Pensions and the debt to your self twenty years on
Modern pension systems are an institutional attempt to treat temporal discounting. Default contributions, automatic rate escalation, tax incentives — all so that today's self cannot systematically rob the future. Behavioural economics (Thaler, Save More Tomorrow) showed: if you simply ask people about pensions, most save little. If you default them into the programme, they save three times as much. Context wins where reason loses.
This is Stoic practice translated into policy: we build external scaffolding because internal discipline is insufficient. Seneca would have approved. He himself advised Lucilius to write down obligations, so the future lazy self could not retreat.
Climate and the debt to another generation
The climate debate is the same temporal discounting, only thrown across generations. The costs of emissions reduction fall today; the benefits fifty to a hundred years from now. Apply a market discount rate (4–5% per year) and future benefits shrink almost to zero. Mathematically correct and ethically absurd: we are effectively deciding that our grandchildren are worth less because they are further in time.
Stern in his 2006 report proposed a radically low rate (0.1%) precisely for this reason: the moral position must precede the maths, not be derived from it. An ancient argument in a modern suit: phronesis sets the boundary inside which techne does the computation.
Today's "I" has no right to decide alone for the future, even when the future does not yet exist. Especially when the future does not yet exist.
The ancient technique: "council with the future self"

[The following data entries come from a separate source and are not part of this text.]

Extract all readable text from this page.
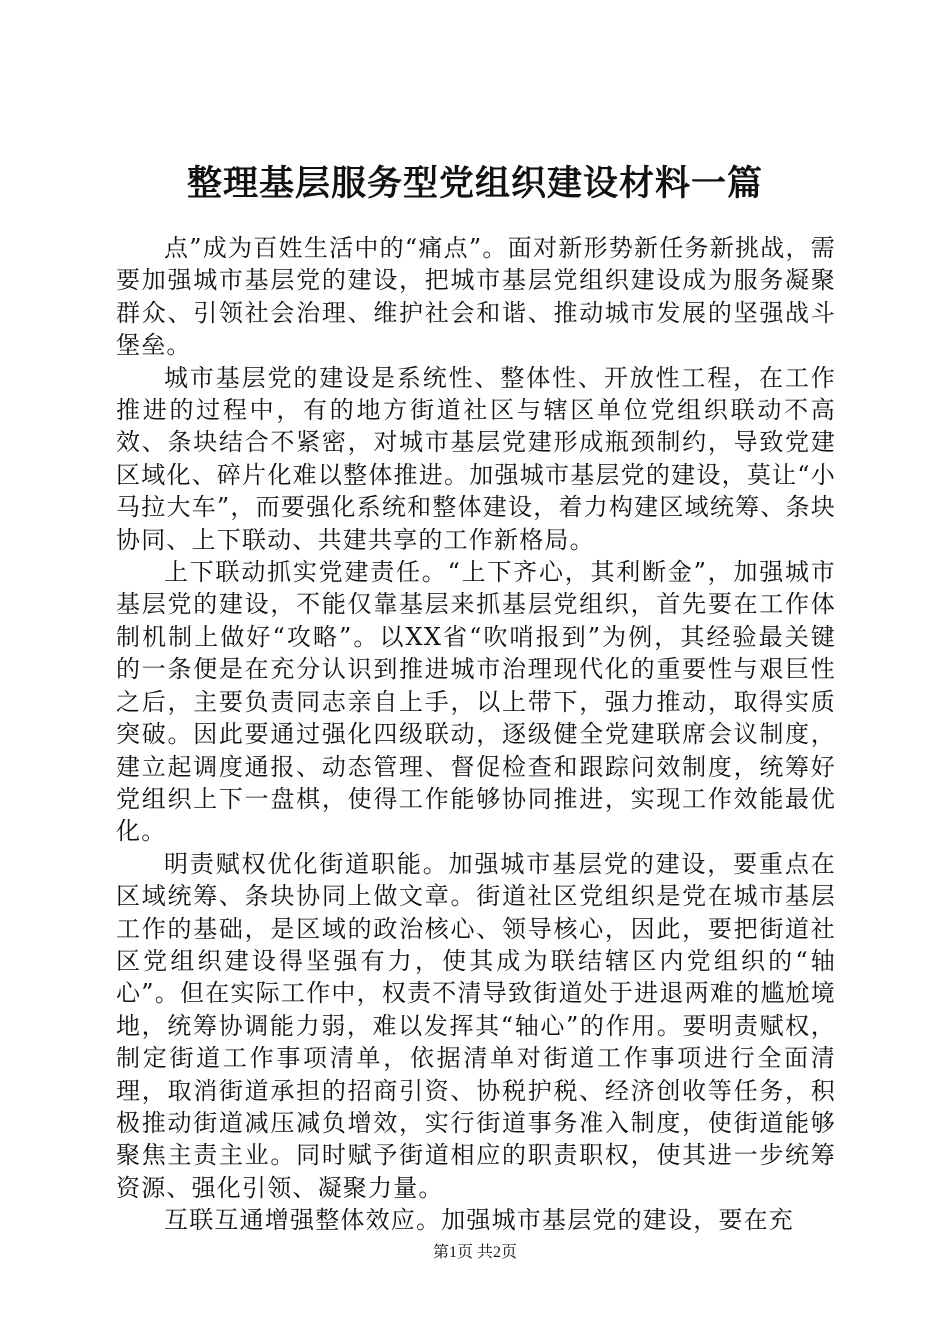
整理基层服务型党组织建设材料一篇

点”成为百姓生活中的“痛点”。面对新形势新任务新挑战，需要加强城市基层党的建设，把城市基层党组织建设成为服务凝聚群众、引领社会治理、维护社会和谐、推动城市发展的坚强战斗堡垒。

城市基层党的建设是系统性、整体性、开放性工程，在工作推进的过程中，有的地方街道社区与辖区单位党组织联动不高效、条块结合不紧密，对城市基层党建形成瓶颈制约，导致党建区域化、碎片化难以整体推进。加强城市基层党的建设，莫让“小马拉大车”，而要强化系统和整体建设，着力构建区域统筹、条块协同、上下联动、共建共享的工作新格局。

上下联动抓实党建责任。“上下齐心，其利断金”，加强城市基层党的建设，不能仅靠基层来抓基层党组织，首先要在工作体制机制上做好“攻略”。以XX省“吹哨报到”为例，其经验最关键的一条便是在充分认识到推进城市治理现代化的重要性与艰巨性之后，主要负责同志亲自上手，以上带下，强力推动，取得实质突破。因此要通过强化四级联动，逐级健全党建联席会议制度，建立起调度通报、动态管理、督促检查和跟踪问效制度，统筹好党组织上下一盘棋，使得工作能够协同推进，实现工作效能最优化。

明责赋权优化街道职能。加强城市基层党的建设，要重点在区域统筹、条块协同上做文章。街道社区党组织是党在城市基层工作的基础，是区域的政治核心、领导核心，因此，要把街道社区党组织建设得坚强有力，使其成为联结辖区内党组织的“轴心”。但在实际工作中，权责不清导致街道处于进退两难的尴尬境地，统筹协调能力弱，难以发挥其“轴心”的作用。要明责赋权，制定街道工作事项清单，依据清单对街道工作事项进行全面清理，取消街道承担的招商引资、协税护税、经济创收等任务，积极推动街道减压减负增效，实行街道事务准入制度，使街道能够聚焦主责主业。同时赋予街道相应的职责职权，使其进一步统筹资源、强化引领、凝聚力量。

互联互通增强整体效应。加强城市基层党的建设，要在充

第1页 共2页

The Stoics advised the practice: imagine yourself ten years out — not "the future" in general, but a specific person ten years older — and ask what he would want you to do today. It is not a magical journey, it is an exercise of imagination. It works because it converts the abstract "future" into a concrete subject whose interests can be considered. Today's self cannot bargain with an abstraction; with a concrete person, it can.
Debt and identity
Psychologists have shown: people who tend to perceive their future self as the same person save substantially more and take more responsible decisions. For those to whom "me in twenty years" is almost a stranger, the loan is taken by one person and repaid by another. Hal Hershfield's experiments with aged photos showed that the mere sight of one's own aged face changes behaviour: pension contributions rise on average by a third.
The Stoics reached the same point by a different road. Seneca writes that the wise man already lives all ages at once: youth with its energy, old age with its experience. He does not wait to become old; he includes the old man in his present self, and so takes decisions from an extended person rather than from a fragment of today.
What to do
Schedule three "councils with the future self" each year: 31 December, your birthday, the anniversary of an important event. Sit for an hour, picture yourself ten years out, write what he would want you to do in the coming twelve months. Save it. Reread it in three months. It is not a plan — it is a voice that otherwise has no microphone. Today's self almost always overweights today's wants. The future self will not break that balance — if you give him the floor.